In pandas, I have two data frames. One containing the Holidays of a particular country from http://www.timeanddate.com/holidays/austria and another one containing a date column. I want to calculate the #days after a holiday.

def compute_date_diff(x, y):
    difference = y - x
    differenceAsNumber = (difference/ np.timedelta64(1, 'D'))
    return differenceAsNumber.astype(int)

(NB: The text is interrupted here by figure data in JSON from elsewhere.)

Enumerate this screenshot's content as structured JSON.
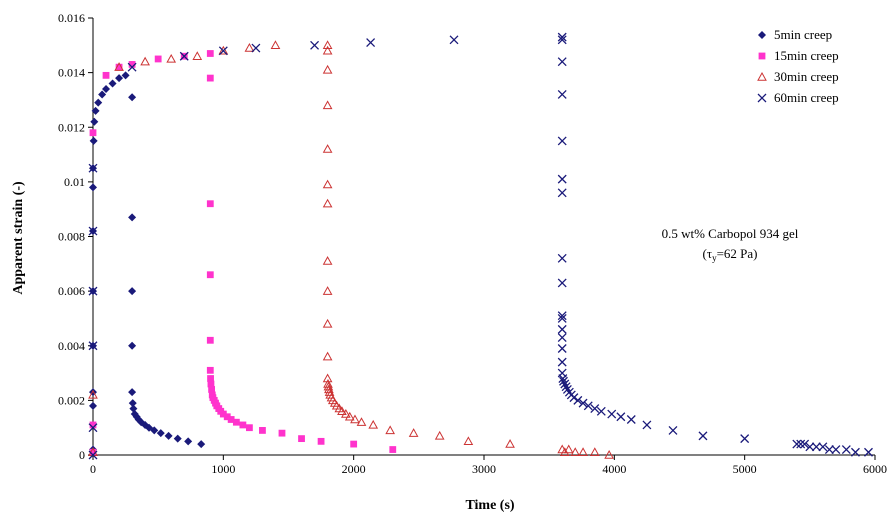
{
  "chart_data": {
    "type": "scatter",
    "xlabel": "Time (s)",
    "ylabel": "Apparent strain (-)",
    "xlim": [
      0,
      6000
    ],
    "ylim": [
      0,
      0.016
    ],
    "xticks": [
      "0",
      "1000",
      "2000",
      "3000",
      "4000",
      "5000",
      "6000"
    ],
    "yticks": [
      "0",
      "0.002",
      "0.004",
      "0.006",
      "0.008",
      "0.01",
      "0.012",
      "0.014",
      "0.016"
    ],
    "legend_position": "top-right",
    "grid": false,
    "annotation": {
      "line1": "0.5 wt% Carbopol 934 gel",
      "line2_prefix": "(τ",
      "line2_sub": "y",
      "line2_suffix": "=62 Pa)"
    },
    "series": [
      {
        "name": "5min creep",
        "marker": "diamond",
        "color": "#1a1a7a",
        "points": [
          [
            0,
            0.0002
          ],
          [
            0,
            0.0018
          ],
          [
            0,
            0.0023
          ],
          [
            0,
            0.004
          ],
          [
            0,
            0.006
          ],
          [
            0,
            0.0082
          ],
          [
            0,
            0.0098
          ],
          [
            0,
            0.0105
          ],
          [
            5,
            0.0115
          ],
          [
            10,
            0.0122
          ],
          [
            20,
            0.0126
          ],
          [
            40,
            0.0129
          ],
          [
            70,
            0.0132
          ],
          [
            100,
            0.0134
          ],
          [
            150,
            0.0136
          ],
          [
            200,
            0.0138
          ],
          [
            250,
            0.0139
          ],
          [
            300,
            0.0131
          ],
          [
            300,
            0.0087
          ],
          [
            300,
            0.006
          ],
          [
            300,
            0.004
          ],
          [
            300,
            0.0023
          ],
          [
            305,
            0.0019
          ],
          [
            310,
            0.0017
          ],
          [
            320,
            0.0015
          ],
          [
            335,
            0.0014
          ],
          [
            350,
            0.0013
          ],
          [
            370,
            0.0012
          ],
          [
            400,
            0.0011
          ],
          [
            430,
            0.001
          ],
          [
            470,
            0.0009
          ],
          [
            520,
            0.0008
          ],
          [
            580,
            0.0007
          ],
          [
            650,
            0.0006
          ],
          [
            730,
            0.0005
          ],
          [
            830,
            0.0004
          ]
        ]
      },
      {
        "name": "15min creep",
        "marker": "square",
        "color": "#ff33cc",
        "points": [
          [
            0,
            0.0001
          ],
          [
            0,
            0.0011
          ],
          [
            0,
            0.0118
          ],
          [
            100,
            0.0139
          ],
          [
            200,
            0.0142
          ],
          [
            300,
            0.0143
          ],
          [
            500,
            0.0145
          ],
          [
            700,
            0.0146
          ],
          [
            900,
            0.0147
          ],
          [
            900,
            0.0138
          ],
          [
            900,
            0.0092
          ],
          [
            900,
            0.0066
          ],
          [
            900,
            0.0042
          ],
          [
            900,
            0.0031
          ],
          [
            902,
            0.0028
          ],
          [
            905,
            0.0026
          ],
          [
            910,
            0.0024
          ],
          [
            915,
            0.0022
          ],
          [
            920,
            0.0021
          ],
          [
            930,
            0.002
          ],
          [
            940,
            0.0019
          ],
          [
            950,
            0.0018
          ],
          [
            965,
            0.0017
          ],
          [
            980,
            0.0016
          ],
          [
            1000,
            0.0015
          ],
          [
            1030,
            0.0014
          ],
          [
            1060,
            0.0013
          ],
          [
            1100,
            0.0012
          ],
          [
            1150,
            0.0011
          ],
          [
            1200,
            0.001
          ],
          [
            1300,
            0.0009
          ],
          [
            1450,
            0.0008
          ],
          [
            1600,
            0.0006
          ],
          [
            1750,
            0.0005
          ],
          [
            2000,
            0.0004
          ],
          [
            2300,
            0.0002
          ]
        ]
      },
      {
        "name": "30min creep",
        "marker": "triangle",
        "color": "#cc3333",
        "points": [
          [
            0,
            0.0001
          ],
          [
            0,
            0.0022
          ],
          [
            200,
            0.0142
          ],
          [
            400,
            0.0144
          ],
          [
            600,
            0.0145
          ],
          [
            800,
            0.0146
          ],
          [
            1000,
            0.0148
          ],
          [
            1200,
            0.0149
          ],
          [
            1400,
            0.015
          ],
          [
            1800,
            0.015
          ],
          [
            1800,
            0.0148
          ],
          [
            1800,
            0.0141
          ],
          [
            1800,
            0.0128
          ],
          [
            1800,
            0.0112
          ],
          [
            1800,
            0.0099
          ],
          [
            1800,
            0.0092
          ],
          [
            1800,
            0.0071
          ],
          [
            1800,
            0.006
          ],
          [
            1800,
            0.0048
          ],
          [
            1800,
            0.0036
          ],
          [
            1800,
            0.0028
          ],
          [
            1803,
            0.0026
          ],
          [
            1806,
            0.0025
          ],
          [
            1810,
            0.0024
          ],
          [
            1815,
            0.0023
          ],
          [
            1820,
            0.0022
          ],
          [
            1830,
            0.0021
          ],
          [
            1840,
            0.002
          ],
          [
            1855,
            0.0019
          ],
          [
            1870,
            0.0018
          ],
          [
            1890,
            0.0017
          ],
          [
            1910,
            0.0016
          ],
          [
            1940,
            0.0015
          ],
          [
            1970,
            0.0014
          ],
          [
            2010,
            0.0013
          ],
          [
            2060,
            0.0012
          ],
          [
            2150,
            0.0011
          ],
          [
            2280,
            0.0009
          ],
          [
            2460,
            0.0008
          ],
          [
            2660,
            0.0007
          ],
          [
            2880,
            0.0005
          ],
          [
            3200,
            0.0004
          ],
          [
            3600,
            0.0002
          ],
          [
            3620,
            0.0001
          ],
          [
            3650,
            0.0002
          ],
          [
            3700,
            0.0001
          ],
          [
            3760,
            0.0001
          ],
          [
            3850,
            0.0001
          ],
          [
            3960,
            0.0
          ]
        ]
      },
      {
        "name": "60min creep",
        "marker": "x",
        "color": "#1a1a7a",
        "points": [
          [
            0,
            0.0
          ],
          [
            0,
            0.001
          ],
          [
            0,
            0.004
          ],
          [
            0,
            0.006
          ],
          [
            0,
            0.0082
          ],
          [
            0,
            0.0105
          ],
          [
            300,
            0.0142
          ],
          [
            700,
            0.0146
          ],
          [
            1000,
            0.0148
          ],
          [
            1250,
            0.0149
          ],
          [
            1700,
            0.015
          ],
          [
            2130,
            0.0151
          ],
          [
            2770,
            0.0152
          ],
          [
            3600,
            0.0153
          ],
          [
            3600,
            0.0152
          ],
          [
            3600,
            0.0144
          ],
          [
            3600,
            0.0132
          ],
          [
            3600,
            0.0115
          ],
          [
            3600,
            0.0101
          ],
          [
            3600,
            0.0096
          ],
          [
            3600,
            0.0072
          ],
          [
            3600,
            0.0063
          ],
          [
            3600,
            0.0051
          ],
          [
            3600,
            0.005
          ],
          [
            3600,
            0.0046
          ],
          [
            3600,
            0.0043
          ],
          [
            3600,
            0.0039
          ],
          [
            3600,
            0.0034
          ],
          [
            3600,
            0.003
          ],
          [
            3605,
            0.0028
          ],
          [
            3610,
            0.0027
          ],
          [
            3620,
            0.0026
          ],
          [
            3630,
            0.0025
          ],
          [
            3640,
            0.0024
          ],
          [
            3655,
            0.0023
          ],
          [
            3670,
            0.0022
          ],
          [
            3690,
            0.0021
          ],
          [
            3720,
            0.002
          ],
          [
            3760,
            0.0019
          ],
          [
            3800,
            0.0018
          ],
          [
            3850,
            0.0017
          ],
          [
            3900,
            0.0016
          ],
          [
            3980,
            0.0015
          ],
          [
            4050,
            0.0014
          ],
          [
            4130,
            0.0013
          ],
          [
            4250,
            0.0011
          ],
          [
            4450,
            0.0009
          ],
          [
            4680,
            0.0007
          ],
          [
            5000,
            0.0006
          ],
          [
            5400,
            0.0004
          ],
          [
            5430,
            0.0004
          ],
          [
            5460,
            0.0004
          ],
          [
            5500,
            0.0003
          ],
          [
            5550,
            0.0003
          ],
          [
            5600,
            0.0003
          ],
          [
            5650,
            0.0002
          ],
          [
            5700,
            0.0002
          ],
          [
            5780,
            0.0002
          ],
          [
            5850,
            0.0001
          ],
          [
            5950,
            0.0001
          ]
        ]
      }
    ]
  }
}
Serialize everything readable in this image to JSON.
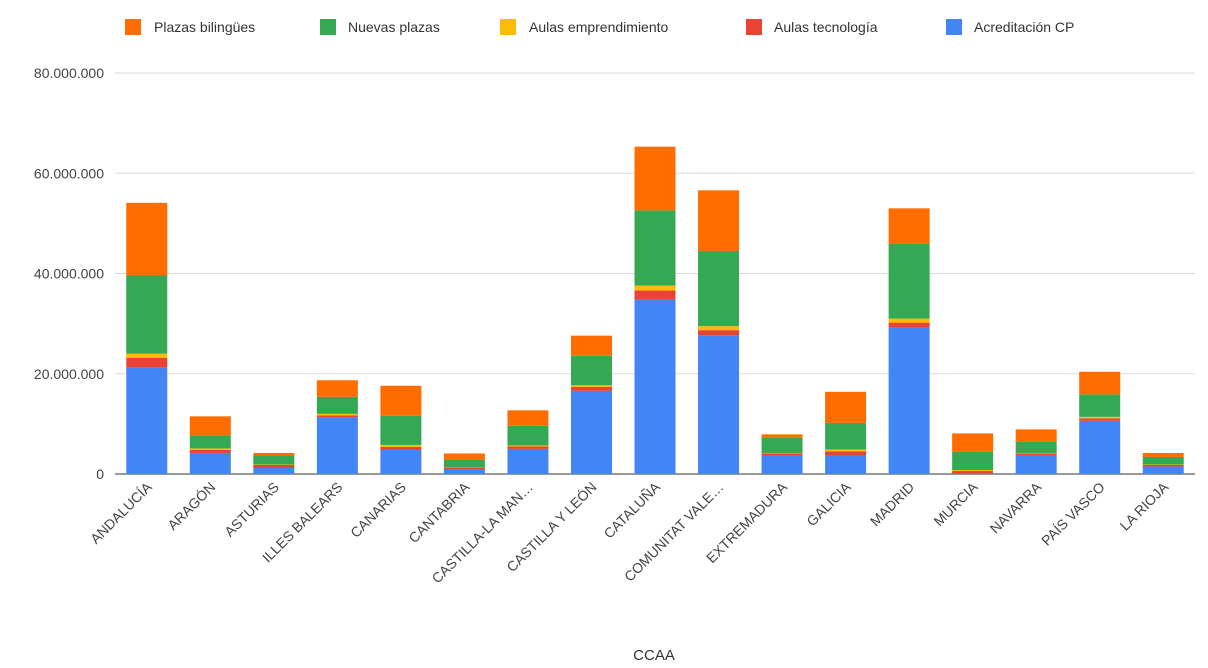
{
  "chart_data": {
    "type": "bar",
    "stacked": true,
    "xlabel": "CCAA",
    "ylabel": "",
    "ylim": [
      0,
      80000000
    ],
    "y_ticks": [
      0,
      20000000,
      40000000,
      60000000,
      80000000
    ],
    "y_tick_labels": [
      "0",
      "20.000.000",
      "40.000.000",
      "60.000.000",
      "80.000.000"
    ],
    "grid": true,
    "legend_position": "top",
    "categories": [
      "ANDALUCÍA",
      "ARAGÓN",
      "ASTURIAS",
      "ILLES BALEARS",
      "CANARIAS",
      "CANTABRIA",
      "CASTILLA-LA MAN…",
      "CASTILLA Y LEÓN",
      "CATALUÑA",
      "COMUNITAT VALE…",
      "EXTREMADURA",
      "GALICIA",
      "MADRID",
      "MURCIA",
      "NAVARRA",
      "PAÍS VASCO",
      "LA RIOJA"
    ],
    "legend_order": [
      "Plazas bilingües",
      "Nuevas plazas",
      "Aulas emprendimiento",
      "Aulas tecnología",
      "Acreditación CP"
    ],
    "series": [
      {
        "name": "Acreditación CP",
        "color": "#4285F4",
        "values": [
          21200000,
          4200000,
          1200000,
          11300000,
          4800000,
          1000000,
          5000000,
          16600000,
          34800000,
          27700000,
          3700000,
          3700000,
          29200000,
          200000,
          3800000,
          10600000,
          1500000
        ]
      },
      {
        "name": "Aulas tecnología",
        "color": "#EA4335",
        "values": [
          2000000,
          600000,
          600000,
          400000,
          600000,
          300000,
          500000,
          800000,
          1800000,
          1000000,
          400000,
          800000,
          1000000,
          400000,
          300000,
          500000,
          300000
        ]
      },
      {
        "name": "Aulas emprendimiento",
        "color": "#FBBC04",
        "values": [
          800000,
          300000,
          100000,
          300000,
          400000,
          100000,
          200000,
          300000,
          1000000,
          800000,
          100000,
          400000,
          800000,
          200000,
          100000,
          300000,
          100000
        ]
      },
      {
        "name": "Nuevas plazas",
        "color": "#34A853",
        "values": [
          15600000,
          2600000,
          1800000,
          3400000,
          5800000,
          1400000,
          3900000,
          5900000,
          15000000,
          15000000,
          3000000,
          5300000,
          14900000,
          3600000,
          2200000,
          4500000,
          1500000
        ]
      },
      {
        "name": "Plazas bilingües",
        "color": "#FF6D01",
        "values": [
          14500000,
          3800000,
          500000,
          3300000,
          6000000,
          1300000,
          3100000,
          4000000,
          12700000,
          12100000,
          700000,
          6200000,
          7100000,
          3700000,
          2500000,
          4500000,
          800000
        ]
      }
    ]
  }
}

for index, row in holidays.iterrows():
    secondDF[row['name']+ '_daysAfter'] = secondDF.dateColumn.apply(compute_date_diff, args=(row.day,))

However, this

  • calculates the wrong difference e.g. > than a year in case holidays contains data for more than a year.
  • is pretty slow.

How could I fix the flaw and increase performance? Is there a parallel apply? Or what about http://pandas.pydata.org/pandas-docs/stable/timeseries.html#holidays-holiday-calendars As I am new to pandas I am unsure how to obtain the current date/index of the date object whilst iterating through in apply. As far as I know I cannot loop the other way round e.g. over all my rows in secondDF as it was impossible for me to generate feature columns whilst iterating via apply

Georg Heiler
  • 16,916
  • 36
  • 162
  • 292

2 Answers2

0

To do this, join both data frames using a common column and then try this code

import pandas
import numpy as np
df = pandas.DataFrame(columns=['to','fr','ans'])
df.to = [pandas.Timestamp('2014-01-24'), pandas.Timestamp('2014-01-27'), pandas.Timestamp('2014-01-23')]
df.fr = [pandas.Timestamp('2014-01-26'), pandas.Timestamp('2014-01-27'), pandas.Timestamp('2014-01-24')]
df['ans']=(df.fr-df.to) /np.timedelta64(1, 'D')
print df

output

          to         fr  ans
0 2014-01-24 2014-01-26  2.0
1 2014-01-27 2014-01-27  0.0
2 2014-01-23 2014-01-24  1.0
Shijo
  • 9,313
  • 3
  • 19
  • 31
0

I settled for something entirely different: Now, only the number of days since before the most current holiday will be calculated.

my function:

def get_nearest_holiday(holidays, pivot):
   return min(holidays, key=lanbda x: abs(x- pivot)
   # this needs to be converted to an int, but at least the nearest holiday is found efficiently

is called as a lambda expression on a per-row basis

Georg Heiler
  • 16,916
  • 36
  • 162
  • 292